New Shepard set for 13th launch, testing key Moon & space superfood technologies


The NS-13 mission will fly 12 commercial payloads to and from space, testing technology to return to the Moon and growing superfoods in space.
new shepard rocket. credit: blue origin

by Rory MacDonald-Gauthier

A month ago


Blue Origin is scheduled to launch their New Shepard rocket on at 9:35 EDT on Tuesday, October 11 per the company's Twitter account. The mission was previously scrubbed on Sept 24 due to a power glitch. 

NS-13 will be the 13th mission for the program as a whole, and the 7th mission for this specific New Shepard rocket. 

You can watch the live webcast here. Coverage begins roughly 30 minutes before the scheduled launch.

NS-13 Payloads

The mission contains 12 payloads, ranging from projects testing super foods in space to lunar landing technology. The payloads are attached to the outside of the rocket, a first for the company. This will allow provide proven experience and future opportunities for payloads for sensing, exposure and sampling.

With a scheduled Moon landing date of 2024, NASA has expedited dozens of projects by hiring private companies to handle certain needs and requirements. 
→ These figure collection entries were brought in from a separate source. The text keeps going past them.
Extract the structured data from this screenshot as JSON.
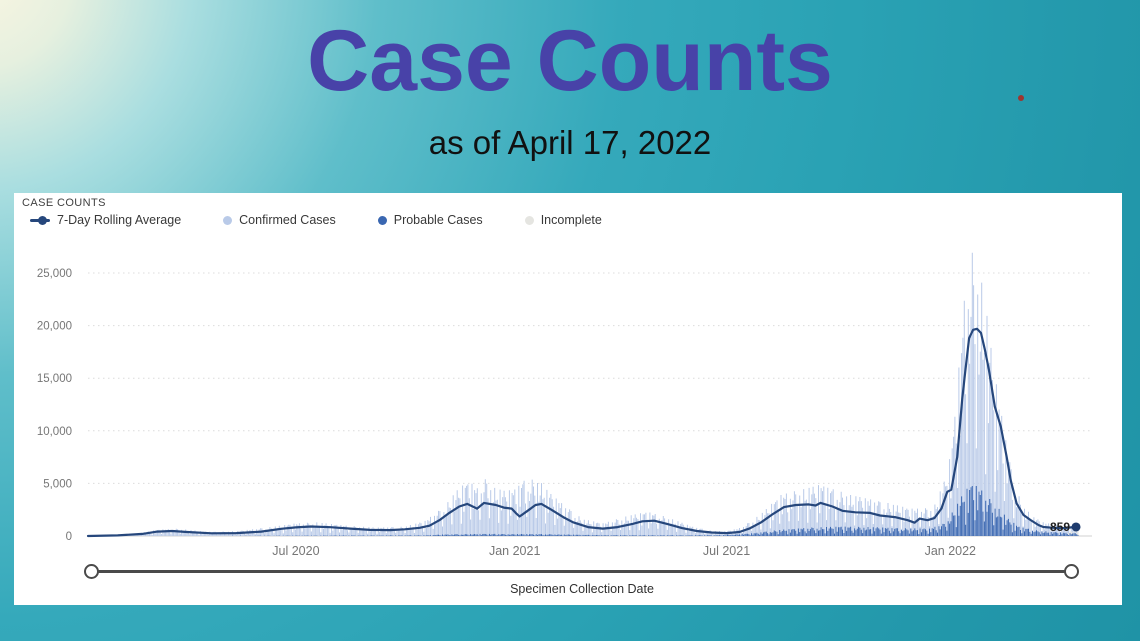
{
  "slide": {
    "title": "Case Counts",
    "subtitle": "as of April 17, 2022",
    "colors": {
      "background_teal": "#2AA2B4",
      "background_corner": "#FBF6E2",
      "title": "#4842A8",
      "subtitle": "#111111",
      "laser_dot": "#9E3530"
    }
  },
  "panel": {
    "title": "CASE COUNTS",
    "legend": [
      {
        "label": "7-Day Rolling Average",
        "marker": "line-dot",
        "color": "#26477C"
      },
      {
        "label": "Confirmed Cases",
        "marker": "dot",
        "color": "#B9CAE8"
      },
      {
        "label": "Probable Cases",
        "marker": "dot",
        "color": "#3A67B1"
      },
      {
        "label": "Incomplete",
        "marker": "dot",
        "color": "#E5E5E1"
      }
    ],
    "x_axis_title": "Specimen Collection Date",
    "slider": {
      "type": "date-range",
      "handles": [
        "start",
        "end"
      ]
    }
  },
  "chart_data": {
    "type": "mixed",
    "title": "CASE COUNTS",
    "xlabel": "Specimen Collection Date",
    "ylabel": "",
    "ylim": [
      0,
      27000
    ],
    "grid": "dotted-horizontal",
    "legend_position": "top-left",
    "y_ticks": [
      {
        "value": 0,
        "label": "0"
      },
      {
        "value": 5000,
        "label": "5,000"
      },
      {
        "value": 10000,
        "label": "10,000"
      },
      {
        "value": 15000,
        "label": "15,000"
      },
      {
        "value": 20000,
        "label": "20,000"
      },
      {
        "value": 25000,
        "label": "25,000"
      }
    ],
    "x_ticks": [
      {
        "f": 0.21,
        "label": "Jul 2020"
      },
      {
        "f": 0.431,
        "label": "Jan 2021"
      },
      {
        "f": 0.645,
        "label": "Jul 2021"
      },
      {
        "f": 0.871,
        "label": "Jan 2022"
      }
    ],
    "x_range_note": "x positions are fractions of axis from ~Jan 2020 to Apr 17 2022; values approximate, read from chart",
    "weekly_pattern": [
      0.95,
      0.55,
      0.82,
      1.0,
      0.88,
      0.68,
      0.3
    ],
    "series": [
      {
        "name": "7-Day Rolling Average",
        "type": "line",
        "color": "#26477C",
        "end_label": "859",
        "end_value": 859,
        "points": [
          [
            0.0,
            0
          ],
          [
            0.03,
            60
          ],
          [
            0.055,
            200
          ],
          [
            0.07,
            420
          ],
          [
            0.085,
            480
          ],
          [
            0.1,
            380
          ],
          [
            0.125,
            260
          ],
          [
            0.15,
            280
          ],
          [
            0.175,
            420
          ],
          [
            0.195,
            680
          ],
          [
            0.21,
            820
          ],
          [
            0.225,
            900
          ],
          [
            0.245,
            840
          ],
          [
            0.265,
            700
          ],
          [
            0.285,
            580
          ],
          [
            0.305,
            560
          ],
          [
            0.32,
            640
          ],
          [
            0.335,
            780
          ],
          [
            0.345,
            980
          ],
          [
            0.355,
            1500
          ],
          [
            0.365,
            2200
          ],
          [
            0.375,
            2800
          ],
          [
            0.383,
            3050
          ],
          [
            0.393,
            2600
          ],
          [
            0.4,
            3150
          ],
          [
            0.412,
            2950
          ],
          [
            0.42,
            2700
          ],
          [
            0.428,
            2600
          ],
          [
            0.432,
            2200
          ],
          [
            0.436,
            1850
          ],
          [
            0.444,
            2400
          ],
          [
            0.452,
            2950
          ],
          [
            0.458,
            3050
          ],
          [
            0.468,
            2500
          ],
          [
            0.48,
            1800
          ],
          [
            0.49,
            1300
          ],
          [
            0.505,
            850
          ],
          [
            0.52,
            700
          ],
          [
            0.535,
            850
          ],
          [
            0.55,
            1150
          ],
          [
            0.56,
            1400
          ],
          [
            0.572,
            1450
          ],
          [
            0.585,
            1150
          ],
          [
            0.6,
            750
          ],
          [
            0.615,
            480
          ],
          [
            0.63,
            330
          ],
          [
            0.645,
            280
          ],
          [
            0.658,
            380
          ],
          [
            0.668,
            700
          ],
          [
            0.68,
            1300
          ],
          [
            0.692,
            2100
          ],
          [
            0.703,
            2750
          ],
          [
            0.715,
            2950
          ],
          [
            0.728,
            3000
          ],
          [
            0.735,
            2900
          ],
          [
            0.74,
            3150
          ],
          [
            0.752,
            2800
          ],
          [
            0.762,
            2400
          ],
          [
            0.775,
            2250
          ],
          [
            0.79,
            2200
          ],
          [
            0.8,
            1950
          ],
          [
            0.815,
            1800
          ],
          [
            0.828,
            1500
          ],
          [
            0.835,
            1260
          ],
          [
            0.84,
            1650
          ],
          [
            0.848,
            1500
          ],
          [
            0.855,
            1700
          ],
          [
            0.862,
            2600
          ],
          [
            0.868,
            4200
          ],
          [
            0.872,
            4400
          ],
          [
            0.878,
            7500
          ],
          [
            0.883,
            13000
          ],
          [
            0.886,
            15500
          ],
          [
            0.89,
            18800
          ],
          [
            0.894,
            19600
          ],
          [
            0.898,
            19700
          ],
          [
            0.902,
            19300
          ],
          [
            0.906,
            17700
          ],
          [
            0.91,
            15800
          ],
          [
            0.916,
            12300
          ],
          [
            0.922,
            10400
          ],
          [
            0.928,
            7500
          ],
          [
            0.932,
            5300
          ],
          [
            0.938,
            3100
          ],
          [
            0.945,
            2000
          ],
          [
            0.952,
            1520
          ],
          [
            0.96,
            1050
          ],
          [
            0.965,
            860
          ],
          [
            0.975,
            780
          ],
          [
            0.985,
            750
          ],
          [
            0.993,
            820
          ],
          [
            0.998,
            859
          ]
        ]
      },
      {
        "name": "Confirmed Cases",
        "type": "daily-bars",
        "color": "#B9CAE8",
        "envelope": [
          [
            0.0,
            0
          ],
          [
            0.05,
            250
          ],
          [
            0.07,
            600
          ],
          [
            0.09,
            700
          ],
          [
            0.12,
            400
          ],
          [
            0.15,
            450
          ],
          [
            0.18,
            800
          ],
          [
            0.21,
            1200
          ],
          [
            0.23,
            1300
          ],
          [
            0.26,
            1000
          ],
          [
            0.29,
            800
          ],
          [
            0.32,
            900
          ],
          [
            0.34,
            1400
          ],
          [
            0.36,
            2800
          ],
          [
            0.375,
            4600
          ],
          [
            0.385,
            5200
          ],
          [
            0.395,
            4400
          ],
          [
            0.402,
            5500
          ],
          [
            0.41,
            4600
          ],
          [
            0.42,
            4300
          ],
          [
            0.43,
            4400
          ],
          [
            0.44,
            5300
          ],
          [
            0.455,
            5400
          ],
          [
            0.465,
            4200
          ],
          [
            0.48,
            3000
          ],
          [
            0.5,
            1600
          ],
          [
            0.52,
            1200
          ],
          [
            0.545,
            1900
          ],
          [
            0.565,
            2300
          ],
          [
            0.585,
            1800
          ],
          [
            0.61,
            900
          ],
          [
            0.63,
            500
          ],
          [
            0.645,
            450
          ],
          [
            0.66,
            800
          ],
          [
            0.68,
            2100
          ],
          [
            0.7,
            3900
          ],
          [
            0.715,
            4300
          ],
          [
            0.73,
            4600
          ],
          [
            0.74,
            4900
          ],
          [
            0.755,
            4400
          ],
          [
            0.77,
            3900
          ],
          [
            0.79,
            3500
          ],
          [
            0.81,
            3100
          ],
          [
            0.83,
            2600
          ],
          [
            0.845,
            2600
          ],
          [
            0.855,
            2900
          ],
          [
            0.865,
            5200
          ],
          [
            0.872,
            8000
          ],
          [
            0.878,
            14000
          ],
          [
            0.884,
            21000
          ],
          [
            0.888,
            26000
          ],
          [
            0.893,
            27000
          ],
          [
            0.898,
            25500
          ],
          [
            0.903,
            24000
          ],
          [
            0.908,
            21000
          ],
          [
            0.914,
            16500
          ],
          [
            0.92,
            13000
          ],
          [
            0.928,
            9000
          ],
          [
            0.935,
            5000
          ],
          [
            0.945,
            2800
          ],
          [
            0.955,
            1800
          ],
          [
            0.965,
            1300
          ],
          [
            0.975,
            1100
          ],
          [
            0.985,
            1000
          ],
          [
            1.0,
            900
          ]
        ]
      },
      {
        "name": "Probable Cases",
        "type": "daily-bars",
        "color": "#3A67B1",
        "envelope": [
          [
            0.0,
            0
          ],
          [
            0.34,
            60
          ],
          [
            0.36,
            150
          ],
          [
            0.4,
            200
          ],
          [
            0.46,
            180
          ],
          [
            0.52,
            80
          ],
          [
            0.6,
            60
          ],
          [
            0.64,
            80
          ],
          [
            0.67,
            250
          ],
          [
            0.7,
            600
          ],
          [
            0.73,
            800
          ],
          [
            0.76,
            900
          ],
          [
            0.79,
            850
          ],
          [
            0.82,
            750
          ],
          [
            0.85,
            700
          ],
          [
            0.865,
            1200
          ],
          [
            0.875,
            2500
          ],
          [
            0.885,
            4200
          ],
          [
            0.893,
            5000
          ],
          [
            0.9,
            4600
          ],
          [
            0.91,
            3600
          ],
          [
            0.92,
            2600
          ],
          [
            0.93,
            1600
          ],
          [
            0.94,
            900
          ],
          [
            0.96,
            500
          ],
          [
            0.98,
            350
          ],
          [
            1.0,
            250
          ]
        ]
      },
      {
        "name": "Incomplete",
        "type": "daily-bars",
        "color": "#E5E5E1",
        "envelope": [
          [
            0.0,
            0
          ],
          [
            0.988,
            0
          ],
          [
            0.992,
            450
          ],
          [
            1.0,
            550
          ]
        ]
      }
    ]
  }
}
Space is super, needs super space food

Much like rural areas with harsh environments on Earth, growing food in the unforgiving conditions of space is a main challenge to the future of humans in space. 

The Space Lab Technologies payload will fly a hydroponic chamber for growing edible aquatic plants in space, called the LilyPond. LilyPond enables crops that produce a large amount of nutrients in small volume to grow, and recycle water for the next crop. One such plant is Duckweed, also known as water lentils.

More on Duckweed, per NASA's website

"Looking at these parameters, Space Lab zeroed in on duckweed (also known as water lentils) – as their test crop. With its high protein content (up to 45%) and a rich supply of antioxidants, amino acids, and Omega-3s, the crunchy vegetable is sometimes called a superfood. Escobar said these rapidly growing plants are ideal for space because they do not require soil or another growing media – which means fewer materials, less mass, and less waste for resource-intensive space missions. But realizing the promise of such plants requires the right technology."

The NS-13 mission will provide researches with microgravity data, which will provide insight into capabilities and future performance.  

The live stream for NS-13 begins at roughly 9:05 EDT.